Song by Van Morrison

from the album Moondance
- Released: February 1970
- Genre: R & B/Country rock
- Length: 5:09
- Label: Warner Bros. Records
- Songwriter: Van Morrison
- Producers: Van Morrison and Lewis Merenstein

Moondance track listing
- 10 tracks Side one "And It Stoned Me"; "Moondance"; "Crazy Love"; "Caravan"; "Into the Mystic"; Side two "Come Running"; "These Dreams of You"; "Brand New Day"; "Everyone"; "Glad Tidings";

= Brand New Day (Van Morrison song) =

"Brand New Day" is a song written by Northern Irish singer-songwriter Van Morrison and featured on his 1970 album Moondance.

The song is described on the album as one of Morrison's "classic compositions", along with "Moondance", "And it Stoned Me", "Caravan" and "Into the Mystic". It features improvisation on Jack Schroer's alto saxophone and a backing vocal trio.

==Recording==
Morrison first recorded the song in the summer of 1969 at the Warner Publishing Studio, New York with producer Lewis Merenstein. The track was rerecorded in the sessions from September to November of the same year at the A&R Recording Studios, 46th Street, New York to be released on Moondance.

==Composition==
"Brand New Day" is composed in the key of G major with the chord progression of G-F♯m-Em-C-D-G-D in the verses and G-D-G-C in the chorus. The song is written in a slow 4/4 time.

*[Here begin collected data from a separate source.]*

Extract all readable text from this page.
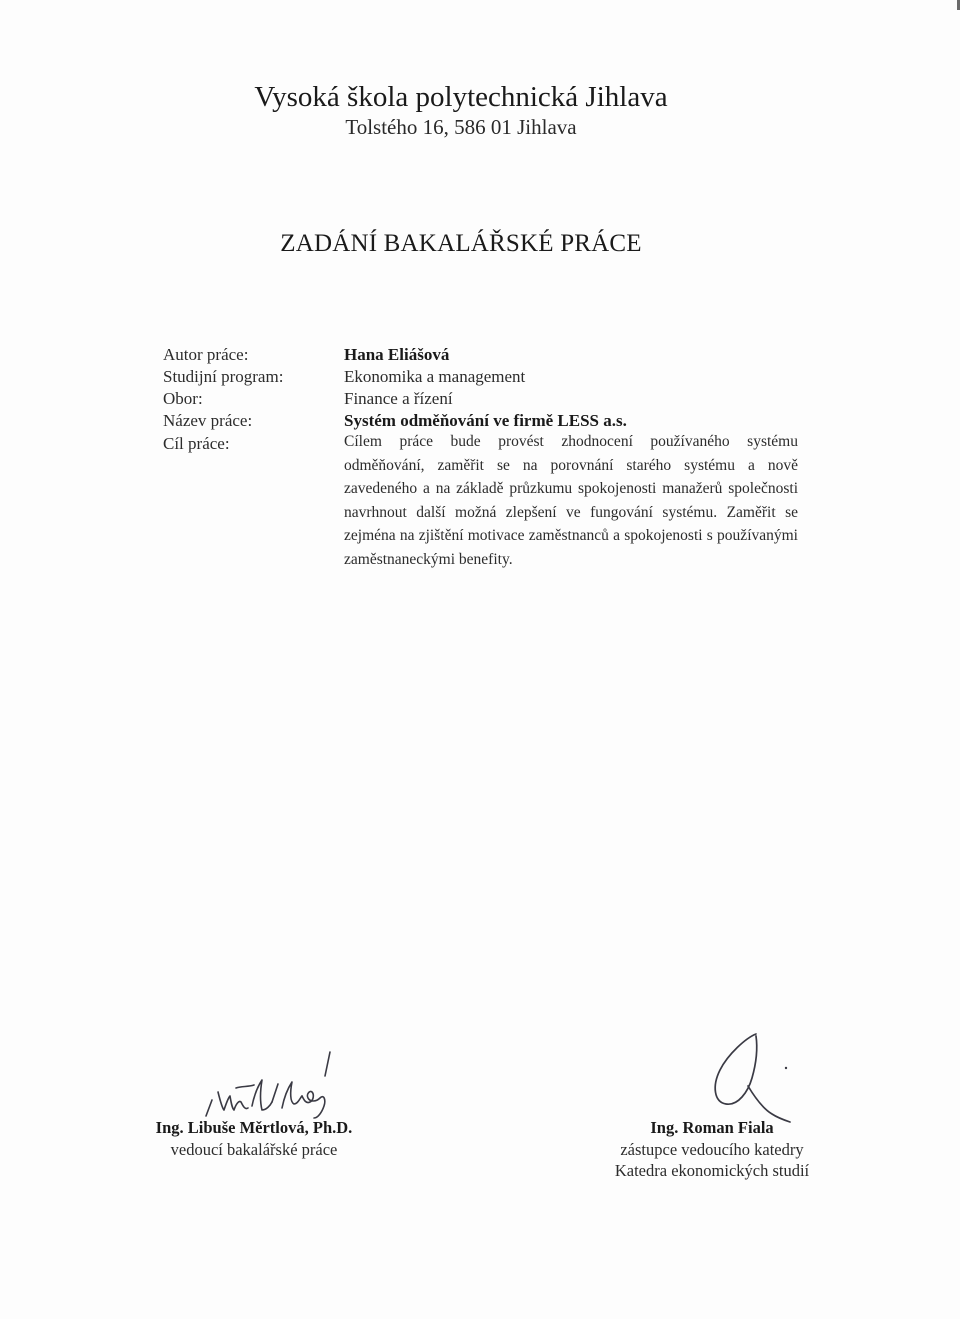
Vysoká škola polytechnická Jihlava
Tolstého 16, 586 01 Jihlava
ZADÁNÍ BAKALÁŘSKÉ PRÁCE
Autor práce:	Hana Eliášová
Studijní program:	Ekonomika a management
Obor:	Finance a řízení
Název práce:	Systém odměňování ve firmě LESS a.s.
Cíl práce:	Cílem práce bude provést zhodnocení používaného systému odměňování, zaměřit se na porovnání starého systému a nově zavedeného a na základě průzkumu spokojenosti manažerů společnosti navrhnout další možná zlepšení ve fungování systému. Zaměřit se zejména na zjištění motivace zaměstnanců a spokojenosti s používanými zaměstnaneckými benefity.

Ing. Libuše Měrtlová, Ph.D.
vedoucí bakalářské práce
Ing. Roman Fiala
zástupce vedoucího katedry
Katedra ekonomických studií
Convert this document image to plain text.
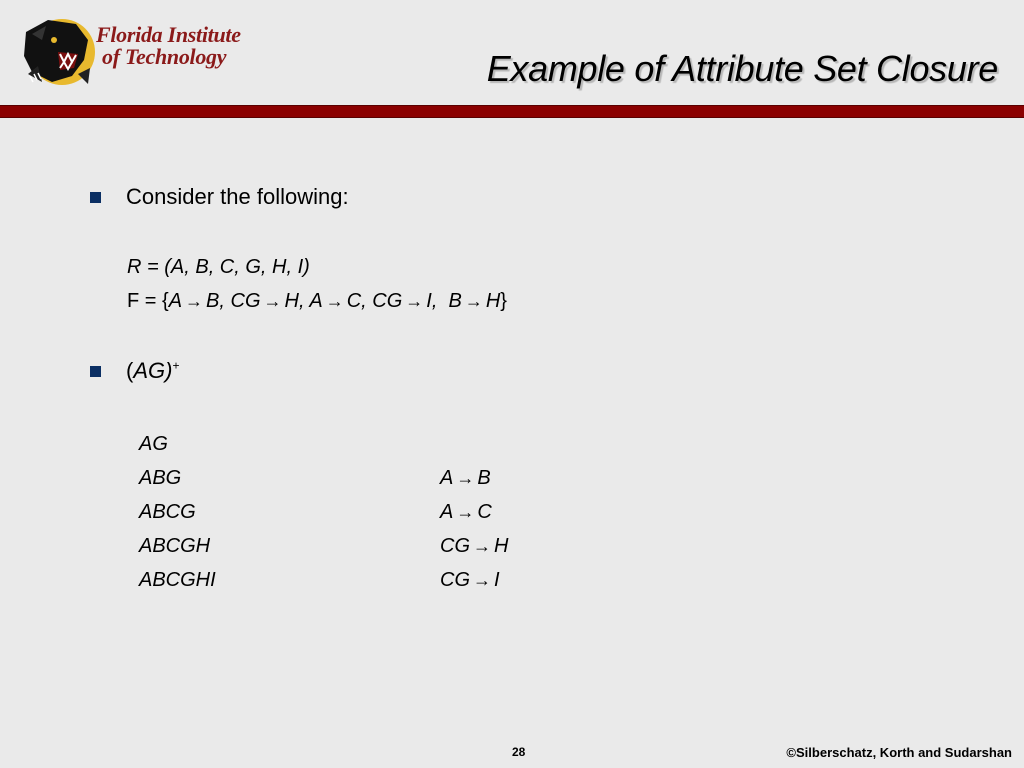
Florida Institute
of Technology	Example of Attribute Set Closure
Consider the following:
R = (A, B, C, G, H, I)
F = {A → B, CG → H, A → C, CG → I,  B → H}
(AG)+
AG
ABG	A → B
ABCG	A → C
ABCGH	CG → H
ABCGHI	CG → I
28	©Silberschatz, Korth and Sudarshan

Morrison described his inspiration for the song:
"Brand New Day" expressed a lot of hope. I was in Boston and having a hard job getting myself up spiritually...Then one day this song came on the FM station and it had this particular feeling and this particular groove and it was totally fresh. It seemed to me like things were making sense....I didn't know who the hell the artist was. It turned out to be The Band. I looked up at the sky and the sun started to shine and all of a sudden the song just came through my head. I started to write it down, right from "When all the dark clouds roll away"....The song (on FM radio) was either "The Weight" or "I Shall Be Released".

According to Morrison biographer Erik Hage and music critic Johnny Rogan, the "I Shall Be Released" was the inspiration for the spiritual and redemptive themes of "Brand New Day." Hage described the song as having a "spacious, warm gospel flow" that he contrasts with "I Shall Be Released" stating that "Brand New Day" achieves its spirituality by using a "southern gospel framework" and female backup singers (including Whitney Houston's mother Cissy Houston), while "I Shall Be Released achieves its effect "via an impressive pseudobiblical antiquity."

==Reception==
Several commentators have singled out "Brand New Day" for praise as a great song on side two of the Moondance LP while acknowledging the classic status of the whole of side one. For example, Mojo stated that "The original album's first side was as strong as any in rock's 15 year history," and then went on to call "Brand New Day "the other outstanding song on Moondance." Rolling Stone Magazine contributor Rob Sheffield stated that side one was so great that no one ever played side two, but "'Brand New Day' is pretty good, however." Hage describes "Brand New Day" as "deep, slow-burning soul" with a "slow, languorous intensity." Rogan called it a song "of unrestrained joy."

==Personnel==
- Van Morrison – vocals, guitar
- Jeff Labes – piano
- Gary Mallaber – drums
- John Klingberg – bass guitar
- John Platania – guitar
- Jack Schroer – alto saxophone
- Jackie Verdell – background vocals
- Judy Clay – background vocals
- Cissy Houston (Emily Houston) – background vocals

==Covers==
"Brand New Day" has been covered by Dorothy Morrison, Esther Phillips, Frankie Laine and Miriam Makeba.